Growth in noncommutative algebras and entropy in derived categories

TL;DR

This paper explores the relationship between growth measures of noncommutative algebras and entropy in derived categories, linking algebraic growth to categorical invariants.

Contribution

It establishes bounds and equalities connecting categorical and polynomial entropies with algebraic growth and Gelfand--Kirillov dimension for various classes of algebras.

Findings

Entropies are bounded by algebra growth entropy and Gelfand--Kirillov dimension.

Equalities hold for regular algebras and coordinate rings of smooth projective varieties.

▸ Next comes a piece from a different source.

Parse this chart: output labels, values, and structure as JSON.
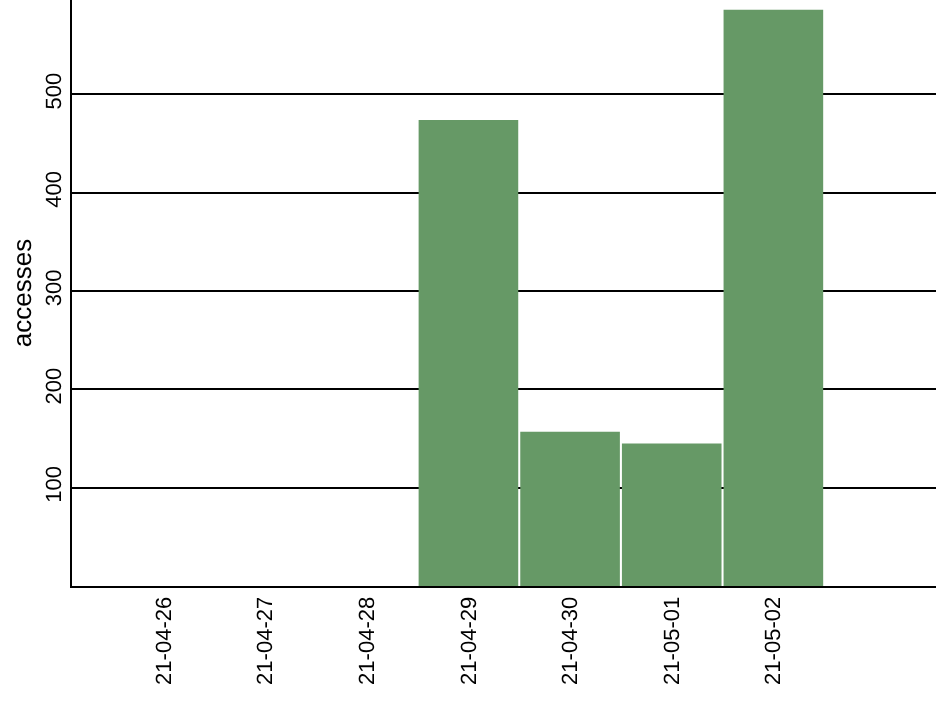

Polynomial entropy is zero for monomial algebras of polynomial growth.

Abstract

A noncommutative projective variety is defined, after Artin and Zhang, by a graded coherent algebra A, where the category of coherent sheaves is the quotient qgr(A) of the category of finitely presented graded modules by the subcategory of torsion modules. We consider the categorical and polynomial entropies of the Serre twist, that is, of the degree shift functor on the bounded derived category of qgr(A). These two types of entropy can be viewed as analogues of the dimension of the noncommutative variety. We relate these invariants with the growth of the algebra. For algebras of finite global dimension, the entropies are bounded above by the growth entropy and the Gelfand--Kirillov dimension of the algebra. Moreover, these equalities hold for regular algebras, as well as for coordinate rings of smooth projective varieties. However, the polynomial entropy is zero for monomial algebras of polynomial growth, so in this case the inequality is strict.